Chinese myth holds that the world was created when a giant being hatched from an egg, whose broken parts became the Earth and sky. And consider the Big Bang theory, which employs the "cosmic egg" concept. It contends that universe was created by an explosion of extremely dense, compacted matter that is still expanding outward.

In that respect, it parallels an ancient Ukrainian belief that life at the beginning of the universe sprang from an egg.

Last week, Sts. Peter & Paul Ukrainian Orthodox Church in Carnegie held their annual Easter egg sale, which featured 1,500 eggs decorated in a traditional Ukrainian batik style called pysanky. The craft uses wax and a stylus to create colors that can symbolize rebirth, fertility or Biblical references.

"The egg itself actually predates Christianity by at least a couple thousand years," says Michael Kapeluck, an iconographer and church member who helped organize the sale. "It was a pagan art form. The people were very agricultural. They were attached to land, whether it was in the wheat field or in the mountains. Their gods were very agricultural."

Eggs decorated with particular symbols were thought to have special powers, he says.

"They were basically for good luck," Kapeluck says. "The symbols on the egg would be fertility for a young couple. They would be for a good crop or would trap spirits so your household would be safe."

When Christianity emerged, much of the symbolism was lost, but the art form remained, he says.

"In ancient times, the line that went around the egg without beginning or end was eternity. That was very easily adapted to Christianity," Kapeluck says.

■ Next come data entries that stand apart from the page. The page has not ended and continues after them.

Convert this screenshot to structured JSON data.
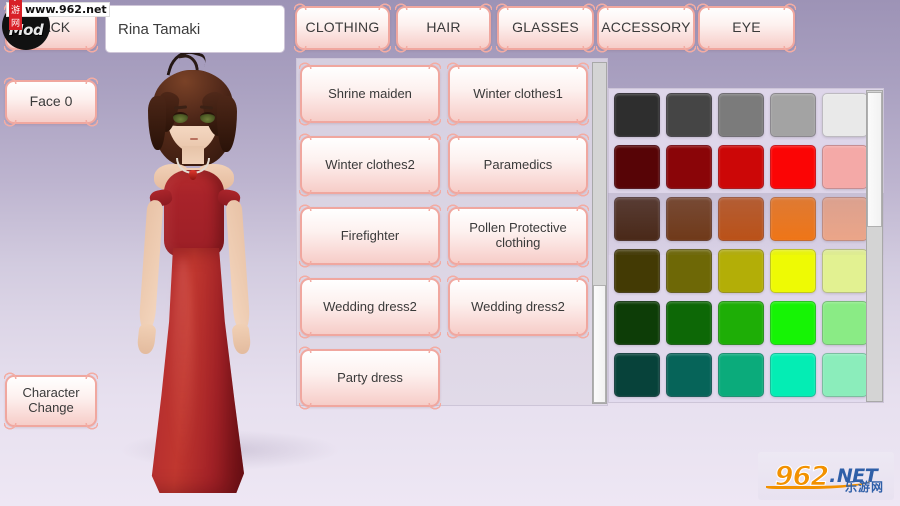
{
  "app": {
    "character_name": "Rina Tamaki",
    "name_placeholder": "Rina Tamaki"
  },
  "left_rail": {
    "back_label": "BACK",
    "face_label": "Face 0",
    "character_change_label": "Character Change"
  },
  "tabs": [
    {
      "id": "clothing",
      "label": "CLOTHING"
    },
    {
      "id": "hair",
      "label": "HAIR"
    },
    {
      "id": "glasses",
      "label": "GLASSES"
    },
    {
      "id": "accessory",
      "label": "ACCESSORY"
    },
    {
      "id": "eye",
      "label": "EYE"
    }
  ],
  "clothing_list": {
    "items": [
      {
        "label": "Shrine maiden"
      },
      {
        "label": "Winter clothes1"
      },
      {
        "label": "Winter clothes2"
      },
      {
        "label": "Paramedics"
      },
      {
        "label": "Firefighter"
      },
      {
        "label": "Pollen Protective clothing"
      },
      {
        "label": "Wedding dress2"
      },
      {
        "label": "Wedding dress2"
      },
      {
        "label": "Party dress"
      }
    ]
  },
  "palette": {
    "columns": 5,
    "swatches": [
      "#2e2e2e",
      "#454545",
      "#7b7b7b",
      "#a3a3a3",
      "#e9e9e9",
      "#570406",
      "#8a0508",
      "#cc0707",
      "#fb0505",
      "#f4a9a7",
      "#401c06",
      "#6b2f07",
      "#bf4a06",
      "#fa7205",
      "#f6a884",
      "#433a04",
      "#6e6806",
      "#b3ae07",
      "#eefa04",
      "#e2f191",
      "#0d3d07",
      "#0d6806",
      "#1eae06",
      "#16f405",
      "#8aeb85",
      "#07423a",
      "#066459",
      "#0bab7b",
      "#04edb4",
      "#8bedbb"
    ]
  },
  "watermark": {
    "badge_text": "Mod",
    "cn_label": "乐游网",
    "url": "www.962.net",
    "logo_number": "962",
    "logo_dot": ".",
    "logo_net": "NET",
    "logo_cn": "乐游网"
  },
  "colors": {
    "button_border": "#f0a79f",
    "panel_bg": "#ded6ea",
    "page_bg": "#e6dcee"
  }
}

At least one scientist made use of the egg's symbolism to hammer home a revolutionary new idea.

In 1651, English physician William Harvey published his findings that all animals, even those who were "born alive," came from an egg. The cover of his seminal book, "Exercitationes de Generatione Animalium," featured an image of the Roman godJove pulling apart two halves of an egg, from which animals leap forth. An inscription reads, "Ex Ovo Omnia" -- everything from an egg.

"Harvey is tapping into our culture's symbolism about everything springing from a primordial egg with this frontispiece," says James Lennox, professor of history and philosophy of science at the University of Pittsburgh.

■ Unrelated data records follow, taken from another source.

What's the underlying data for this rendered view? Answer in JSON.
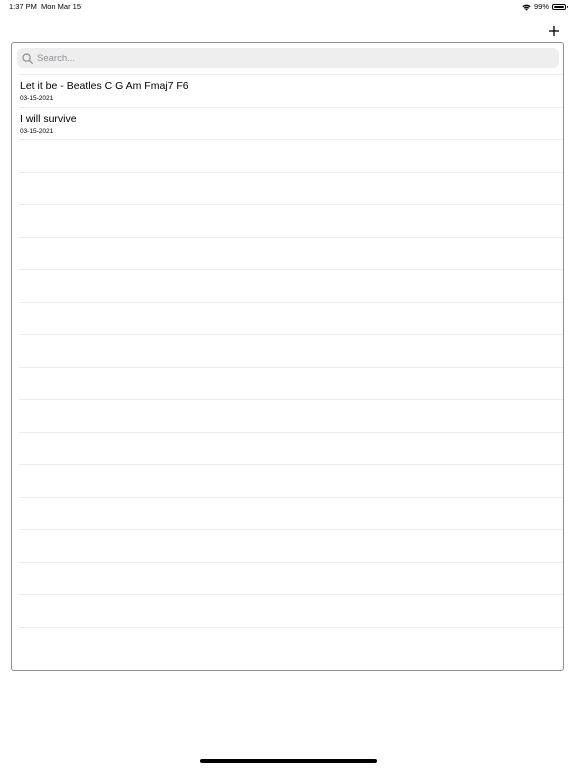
{
  "status_bar": {
    "time": "1:37 PM",
    "date": "Mon Mar 15",
    "battery": "99%",
    "battery_level": 0.99,
    "icons": [
      "wifi-icon",
      "battery-icon"
    ]
  },
  "toolbar": {
    "add_icon": "plus-icon"
  },
  "search": {
    "placeholder": "Search...",
    "value": "",
    "icon": "search-icon"
  },
  "songs": [
    {
      "title": "Let it be - Beatles C G Am Fmaj7 F6",
      "date": "03-15-2021"
    },
    {
      "title": "I will survive",
      "date": "03-15-2021"
    }
  ],
  "empty_row_count": 16
}
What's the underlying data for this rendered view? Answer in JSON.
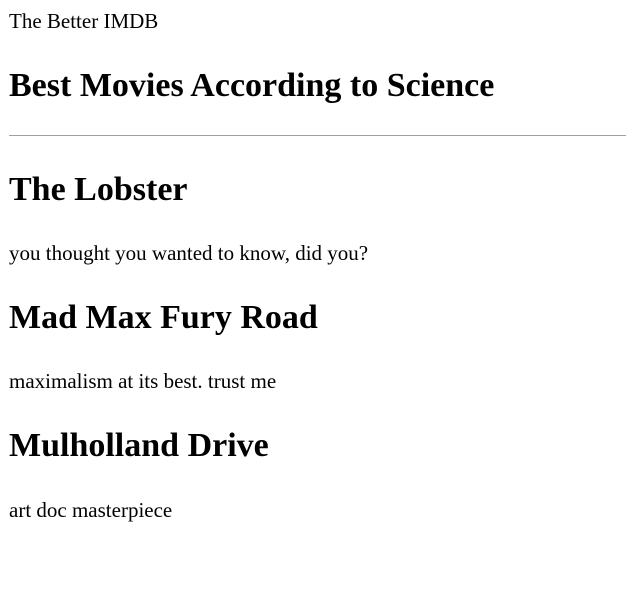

"It has two meanings, both the symbolic meaning of myth, and a literal message he is sending to his fellow researchers -- all living things begin as eggs, not just the ones we see coming out of eggs."

The egg's harmonious design has given it prominent status in many cultures. Among them:

• The egg symbolizes unity for the Hmong, an ethnic hill tribe that migrated from China into Thailand, Laos, Vietnam and later the United States. "The egg is a real sense of unity for people," says Tracy Johnson, a social and cultural anthropologist who studied the Hmong in northern Thailand. "In the marriage ceremony, they will cut the hard-boiled egg in half and give the groom half and give the bride half. That's another way the two beings are joined, by partaking of the halves of this egg." Now the research director for Context-Based Research Group in Baltimore, Johnson says the Hmong communities in America incorporate a cracked hard-boiled egg in their New Year's ritual.

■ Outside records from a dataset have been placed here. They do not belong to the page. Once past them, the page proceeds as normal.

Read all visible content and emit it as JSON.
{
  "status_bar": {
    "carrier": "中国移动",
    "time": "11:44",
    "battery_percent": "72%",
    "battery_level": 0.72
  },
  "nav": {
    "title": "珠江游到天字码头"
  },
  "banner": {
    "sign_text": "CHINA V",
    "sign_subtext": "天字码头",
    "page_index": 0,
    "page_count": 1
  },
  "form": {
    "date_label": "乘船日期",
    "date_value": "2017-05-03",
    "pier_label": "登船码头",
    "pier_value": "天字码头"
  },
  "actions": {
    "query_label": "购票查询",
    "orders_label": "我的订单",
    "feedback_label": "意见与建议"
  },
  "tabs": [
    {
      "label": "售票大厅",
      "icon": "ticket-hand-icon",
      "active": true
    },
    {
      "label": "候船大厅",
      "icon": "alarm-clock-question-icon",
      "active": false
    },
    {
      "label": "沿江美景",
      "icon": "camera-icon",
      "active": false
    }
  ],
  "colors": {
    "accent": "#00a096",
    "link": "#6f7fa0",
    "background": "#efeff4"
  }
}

• Greeks dye eggs red for Easter. "Some people say it symbolizes the blood that was shed by Christ," says Mary Doreza of Churchill, director of the Grecian Odyssey dancers. "Others thinks of the red as a symbol of joy that comes with the resurrection." Red eggs sometimes are given out in church, Doreza says. Greek households also may use red eggs in a game called tsougrisma, or "clinking together." A person strikes the end of his egg against another's until one of them cracks. This is repeated with other opponents until only one remains with an intact egg. They will be granted good luck during the year.

• In a Dogon creation myth from West Africa, a "world egg" contains twins. One twin aggressively breaks out of the egg early; he forms the world with a part of the egg that he carries with him. The world is imperfect, and the Creator destroys the other twin. The perfect world is lost.

• In 1885, Peter Carl Faberge was commissioned by Tsar Alexander III of Russia to create a special Easter egg for his wife, Maria Fedorovna. The first Faberge egg opened up to reveal a yolk. Inside the yolk was a golden hen and inside the hen was a diamond miniature of the crown and a tiny ruby egg.